I'm working on building out an online food ordering system for a cafe—my first dip into Drupal Commerce. The concepts are starting to make sense, yet while i'm pretty proficient with Drupal, i've got a long way to go to feel in any way competent with Commerce.

This post is simply to ask for some direction. Here's some goals:

Define all the menu items (mostly sandwiches and salads) as a combination of specific ingredients (breads, proteins, cheeses, veggies, condiments, etc.) and display them in a kind of "menu view".

I'd like user experience to work like this:

While on the "Menu" page, all item titles are click-able. When the user does so, s/he'll then be prompted with a set of options, allowing the user to

  • keep the included ingredients of the selected items the same (default behavior)
  • opt of of included ingredients
  • add additional ingredients which aren't part of this specific menu item (for a fee, depending on the ingredient)
  • choose bread type (if sandwich)
  • choose any other conditional options based on the selected item
  • add the item to the shopping cart when it's modified to the user's liking

Lastly, i'll need some kind of rule requiring the user to select a pick-up date/time when a new order is started.

Most of this idea comes from looking at the way Jimmy John's handles online ordering (via the orderTalk system). I'm certain most readers of this post aren't normally ordering Jimmy John's online, so here's a screenshot, simply to give you an idea of what i'm going for:

So yeah, i'm just looking for things like "You'll need these contrib modules..." (http://drupal.org/project/commerce_custom_product) maybe? Or "You'll need to define a product type for each menu category" or "You'll need to define a line item type for every single menu item..."

Any insight, small or big, is hugely appreciated.

Posted: Jan 25, 2012

Comments

MrPeanut on July 23, 2012

Hi Stephen,
I'm now looking to do the same thing. Did you have any luck working on this project?
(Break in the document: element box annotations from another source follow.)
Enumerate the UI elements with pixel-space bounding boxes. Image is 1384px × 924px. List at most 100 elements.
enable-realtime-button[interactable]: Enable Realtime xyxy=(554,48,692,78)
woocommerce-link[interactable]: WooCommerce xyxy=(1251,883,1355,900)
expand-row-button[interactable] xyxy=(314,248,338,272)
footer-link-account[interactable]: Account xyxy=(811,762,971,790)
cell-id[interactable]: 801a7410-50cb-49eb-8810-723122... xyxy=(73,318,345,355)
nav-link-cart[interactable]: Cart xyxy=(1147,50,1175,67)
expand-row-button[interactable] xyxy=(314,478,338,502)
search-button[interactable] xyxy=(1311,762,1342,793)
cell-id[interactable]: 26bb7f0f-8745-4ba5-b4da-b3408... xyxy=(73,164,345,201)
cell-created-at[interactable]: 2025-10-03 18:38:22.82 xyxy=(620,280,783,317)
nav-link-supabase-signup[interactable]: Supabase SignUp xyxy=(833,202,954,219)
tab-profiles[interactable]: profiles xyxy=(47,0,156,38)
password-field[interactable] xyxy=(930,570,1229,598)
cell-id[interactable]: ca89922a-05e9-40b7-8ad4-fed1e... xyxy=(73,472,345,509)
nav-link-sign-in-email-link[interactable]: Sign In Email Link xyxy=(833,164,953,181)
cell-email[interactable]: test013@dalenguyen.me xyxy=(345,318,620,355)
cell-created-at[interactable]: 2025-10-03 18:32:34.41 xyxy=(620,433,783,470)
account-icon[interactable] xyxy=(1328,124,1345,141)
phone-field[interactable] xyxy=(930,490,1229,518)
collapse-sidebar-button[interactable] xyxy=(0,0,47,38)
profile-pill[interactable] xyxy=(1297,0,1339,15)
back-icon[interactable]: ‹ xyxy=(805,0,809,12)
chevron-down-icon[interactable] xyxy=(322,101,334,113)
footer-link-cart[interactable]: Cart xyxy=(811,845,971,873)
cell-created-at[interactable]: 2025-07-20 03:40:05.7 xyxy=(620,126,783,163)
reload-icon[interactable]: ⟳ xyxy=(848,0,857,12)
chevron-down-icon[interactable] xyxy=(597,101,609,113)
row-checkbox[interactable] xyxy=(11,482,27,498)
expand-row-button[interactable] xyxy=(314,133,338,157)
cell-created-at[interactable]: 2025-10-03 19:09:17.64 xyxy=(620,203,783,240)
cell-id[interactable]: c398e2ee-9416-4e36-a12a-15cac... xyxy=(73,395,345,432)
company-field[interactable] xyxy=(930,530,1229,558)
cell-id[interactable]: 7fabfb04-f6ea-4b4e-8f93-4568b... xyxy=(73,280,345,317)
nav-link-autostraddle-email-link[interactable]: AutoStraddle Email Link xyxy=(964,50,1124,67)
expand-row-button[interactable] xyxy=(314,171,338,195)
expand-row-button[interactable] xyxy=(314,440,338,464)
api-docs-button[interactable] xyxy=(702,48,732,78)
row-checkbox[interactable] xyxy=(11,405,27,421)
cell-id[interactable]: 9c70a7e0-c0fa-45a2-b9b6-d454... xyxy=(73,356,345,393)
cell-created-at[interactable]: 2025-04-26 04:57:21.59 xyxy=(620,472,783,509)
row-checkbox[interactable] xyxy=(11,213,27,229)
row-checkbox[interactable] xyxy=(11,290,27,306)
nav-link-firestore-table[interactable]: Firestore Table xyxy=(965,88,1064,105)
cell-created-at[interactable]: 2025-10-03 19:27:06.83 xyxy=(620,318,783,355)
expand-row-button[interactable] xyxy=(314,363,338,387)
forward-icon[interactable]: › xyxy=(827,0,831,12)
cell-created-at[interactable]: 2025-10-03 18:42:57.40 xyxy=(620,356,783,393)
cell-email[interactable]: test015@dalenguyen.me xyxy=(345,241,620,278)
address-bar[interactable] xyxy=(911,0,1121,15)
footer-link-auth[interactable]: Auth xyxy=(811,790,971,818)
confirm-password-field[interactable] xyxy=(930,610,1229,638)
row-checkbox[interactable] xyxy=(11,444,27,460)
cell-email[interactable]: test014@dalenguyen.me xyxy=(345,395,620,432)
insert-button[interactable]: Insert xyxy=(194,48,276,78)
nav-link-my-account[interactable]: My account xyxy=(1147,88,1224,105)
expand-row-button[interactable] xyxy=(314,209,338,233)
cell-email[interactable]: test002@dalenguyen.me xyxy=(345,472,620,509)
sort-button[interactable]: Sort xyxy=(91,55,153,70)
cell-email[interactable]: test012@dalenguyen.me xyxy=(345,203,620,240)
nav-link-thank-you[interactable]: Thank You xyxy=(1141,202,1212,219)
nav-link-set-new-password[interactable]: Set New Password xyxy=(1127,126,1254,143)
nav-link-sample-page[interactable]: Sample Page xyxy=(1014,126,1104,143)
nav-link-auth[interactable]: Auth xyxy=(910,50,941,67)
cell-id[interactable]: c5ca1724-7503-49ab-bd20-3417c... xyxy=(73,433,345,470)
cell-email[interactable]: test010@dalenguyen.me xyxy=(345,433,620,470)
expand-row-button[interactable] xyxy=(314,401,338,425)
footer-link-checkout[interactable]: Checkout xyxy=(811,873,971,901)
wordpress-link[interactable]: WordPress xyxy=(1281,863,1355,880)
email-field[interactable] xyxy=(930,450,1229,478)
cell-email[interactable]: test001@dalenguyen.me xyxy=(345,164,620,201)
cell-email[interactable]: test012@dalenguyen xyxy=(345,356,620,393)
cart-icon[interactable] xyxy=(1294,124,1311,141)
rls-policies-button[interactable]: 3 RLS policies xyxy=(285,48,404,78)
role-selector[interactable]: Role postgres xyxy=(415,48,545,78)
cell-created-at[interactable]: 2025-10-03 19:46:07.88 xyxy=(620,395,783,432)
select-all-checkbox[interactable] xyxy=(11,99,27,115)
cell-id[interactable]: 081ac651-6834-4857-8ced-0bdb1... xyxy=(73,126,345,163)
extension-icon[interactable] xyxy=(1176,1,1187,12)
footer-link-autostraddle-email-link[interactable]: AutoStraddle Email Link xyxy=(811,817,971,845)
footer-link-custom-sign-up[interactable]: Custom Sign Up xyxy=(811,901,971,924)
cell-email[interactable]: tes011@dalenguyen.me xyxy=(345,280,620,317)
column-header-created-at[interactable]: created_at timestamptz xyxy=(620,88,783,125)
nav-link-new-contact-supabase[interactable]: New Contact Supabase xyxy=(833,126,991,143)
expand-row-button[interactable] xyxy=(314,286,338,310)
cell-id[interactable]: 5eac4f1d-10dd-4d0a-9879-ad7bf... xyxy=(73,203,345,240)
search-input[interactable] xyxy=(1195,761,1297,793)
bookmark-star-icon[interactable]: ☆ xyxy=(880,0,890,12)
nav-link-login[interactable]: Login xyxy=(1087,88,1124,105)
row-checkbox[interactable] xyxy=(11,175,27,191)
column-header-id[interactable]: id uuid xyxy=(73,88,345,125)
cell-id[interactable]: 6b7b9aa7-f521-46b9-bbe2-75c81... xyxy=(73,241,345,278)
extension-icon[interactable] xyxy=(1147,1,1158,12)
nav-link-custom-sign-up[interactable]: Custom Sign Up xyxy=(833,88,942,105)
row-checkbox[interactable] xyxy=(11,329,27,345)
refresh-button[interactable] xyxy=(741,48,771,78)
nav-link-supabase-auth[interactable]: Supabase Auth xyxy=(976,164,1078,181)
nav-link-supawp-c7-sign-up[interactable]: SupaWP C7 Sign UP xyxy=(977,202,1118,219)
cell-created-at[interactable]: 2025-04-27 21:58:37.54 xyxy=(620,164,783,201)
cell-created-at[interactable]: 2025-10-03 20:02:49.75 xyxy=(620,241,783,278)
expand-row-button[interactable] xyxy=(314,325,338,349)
FastEddy760 on July 24, 2013

Any luck, input, lessons learned, choose another option?
Its awesome?
Would never try that again?

joshmiller Josh Miller on July 24, 2013

Basically, the restaurant or food ordering concept requires "building" your product and each change to the default product could affect the final price. I illustrate a kind of simple, one-dimensional look at crafting this using the module you mentioned:

To take this one step further, you could attach a secondary term field to your product and use that as your "template." This sandwich has mayor, lettuce, ham, and tomatoes. (four terms) And the customer wants to change the template by removing mayo (which normally costs $0.30) so the pricing rule would have to know mayo is not on the sandwich but is a part of the "template" and should be noted as a decrease in final price (award the customer $0.30 for not using your mayo). That would either take some custom conditions or a lot of Rules components to step through.